Colonel, faut-il Puisque voilà l'ennemi Faire tirer notre artillerie Disposer notre infanterie? Colonel, faut-il Charger tous comme des fous Ou partir à pas de loup? Colonel, colonel, dites-le nous
Le colonel s'ennuie. Il effeuille une fleur Et rêve à son amie Qui lui a pris son cœur. Ses baisers doux comme velours Tendrement, ont conduit A l'état-major de l'amour Le colonel ravi
Colonel, faut-il, Puisque vous êtes blessé Faut-il donc nous occuper De vous trouver un abbé? Colonel, faut-il Puisqu'est mort l'apothicaire Chercher le vétérinaire? Colonel, colonel, que faut-il faire?
Le colonel s'ennuie. Il effeuille une fleur Et rêve à son amie Qui lui a pris son cœur.

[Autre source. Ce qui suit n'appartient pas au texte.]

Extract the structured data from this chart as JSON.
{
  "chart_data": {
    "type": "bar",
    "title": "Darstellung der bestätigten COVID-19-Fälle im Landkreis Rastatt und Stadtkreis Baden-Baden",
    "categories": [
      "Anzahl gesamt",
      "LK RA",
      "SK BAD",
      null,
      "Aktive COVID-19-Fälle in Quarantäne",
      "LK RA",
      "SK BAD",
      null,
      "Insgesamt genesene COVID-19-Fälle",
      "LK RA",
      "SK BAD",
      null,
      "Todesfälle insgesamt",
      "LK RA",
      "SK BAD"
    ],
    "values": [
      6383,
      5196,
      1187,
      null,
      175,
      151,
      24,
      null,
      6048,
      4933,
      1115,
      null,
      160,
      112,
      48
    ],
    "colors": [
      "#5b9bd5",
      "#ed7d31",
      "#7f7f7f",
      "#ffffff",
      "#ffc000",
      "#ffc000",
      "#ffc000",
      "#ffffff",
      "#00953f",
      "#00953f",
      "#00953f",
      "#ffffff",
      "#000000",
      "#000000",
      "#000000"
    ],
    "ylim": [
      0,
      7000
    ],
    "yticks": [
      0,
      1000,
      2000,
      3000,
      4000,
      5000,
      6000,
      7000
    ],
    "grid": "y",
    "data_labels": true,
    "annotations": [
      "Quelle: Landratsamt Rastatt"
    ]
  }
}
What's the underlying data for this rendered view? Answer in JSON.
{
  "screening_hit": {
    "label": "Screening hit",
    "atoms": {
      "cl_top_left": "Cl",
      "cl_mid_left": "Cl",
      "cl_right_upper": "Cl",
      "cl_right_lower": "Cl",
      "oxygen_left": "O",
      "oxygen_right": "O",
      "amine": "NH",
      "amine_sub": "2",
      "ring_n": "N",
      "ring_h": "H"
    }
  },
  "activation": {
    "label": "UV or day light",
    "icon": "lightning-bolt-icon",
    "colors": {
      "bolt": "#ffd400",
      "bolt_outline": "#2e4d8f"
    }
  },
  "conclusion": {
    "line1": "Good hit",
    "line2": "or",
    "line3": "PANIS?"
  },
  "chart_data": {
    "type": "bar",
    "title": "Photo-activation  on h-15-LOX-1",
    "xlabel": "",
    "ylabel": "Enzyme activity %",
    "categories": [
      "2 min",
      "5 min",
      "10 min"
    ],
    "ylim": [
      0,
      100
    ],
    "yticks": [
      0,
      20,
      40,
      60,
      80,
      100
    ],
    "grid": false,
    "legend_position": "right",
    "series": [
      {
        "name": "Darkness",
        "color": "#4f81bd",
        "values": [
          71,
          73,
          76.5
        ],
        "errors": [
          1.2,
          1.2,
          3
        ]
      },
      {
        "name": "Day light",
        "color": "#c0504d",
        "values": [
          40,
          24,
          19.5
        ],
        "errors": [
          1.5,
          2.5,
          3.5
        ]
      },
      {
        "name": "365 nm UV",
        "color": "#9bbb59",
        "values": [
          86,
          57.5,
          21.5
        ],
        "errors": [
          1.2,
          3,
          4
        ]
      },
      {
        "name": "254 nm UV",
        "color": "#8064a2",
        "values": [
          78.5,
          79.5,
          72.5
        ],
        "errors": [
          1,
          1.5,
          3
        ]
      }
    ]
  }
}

Il la voit et lui tend les bras Il la voit et l'appelle Et c'est en lui parlant tout bas Qu'il entre dans le ciel
Ce colonel qui meurt Et qui meurt de chagrin Blessé d'une fille dans le cœur Ce colonel loin de sa belle C'est mon cœur loin du tien C'est mon cœur loin du tien

Le dernier repas

Paroles et Musique: Jacques Brel 1964

A mon dernier repas Je veux voir mes frères Et mes chiens et mes chats Et le bord de la mer A mon dernier repas Je veux voir mes voisins Et puis quelques Chinois En guise de cousins Et je veux qu'on y boive En plus du vin de messe De ce vin si joli Qu'on buvait en Arbois Je veux qu'on y dévore Après quelques soutanes Une poule faisane Venue du Périgord Puis je veux qu'on m'emmène En haut de ma colline Voir les arbres dormir En refermant leurs bras Et puis, je veux encore Lancer des pierres au ciel En criant: "Dieu est mort!" Une dernière fois
A mon dernier repas Je veux voir mon âne Mes poules et mes oies Mes vaches et mes femmes A mon dernier repas Je veux voir ces drôlesses Dont je fus maître et roi Ou qui furent mes maîtresses Quand j'aurai dans la panse De quoi noyer la Terre Je briserai mon verre Pour faire le silence Et chanterai à tue-tête A la mort qui s'avance Les paillardes romances Qui font peur aux nonnettes Puis je veux qu'on m'emmène En haut de ma colline Voir le soir qui chemine Lentement vers la plaine Et là, debout encore J'insulterai les bourgeois Sans crainte et sans remords Une dernière fois
Après mon dernier repas {x2} Je veux que l'on s'en aille Qu'on finisse ripaille Ailleurs que sous mon toit Après mon dernier repas Je veux que l'on m'installe Assis seul comme un roi Accueillant ses vestales Dans ma pipe, je brûlerai Mes souvenirs d'enfance Mes rêves inachevés Mes restes d'espérance Et je ne garderai Pour habiller mon âme Que l'idée d'un rosier Et qu'un prénom de femme Puis je regarderai Le haut de ma colline Qui danse, qui se devine Qui finit par sombrer Et dans l'odeur des fleurs Qui bientôt s'éteindra Je sais que j'aurai peur Une dernière fois.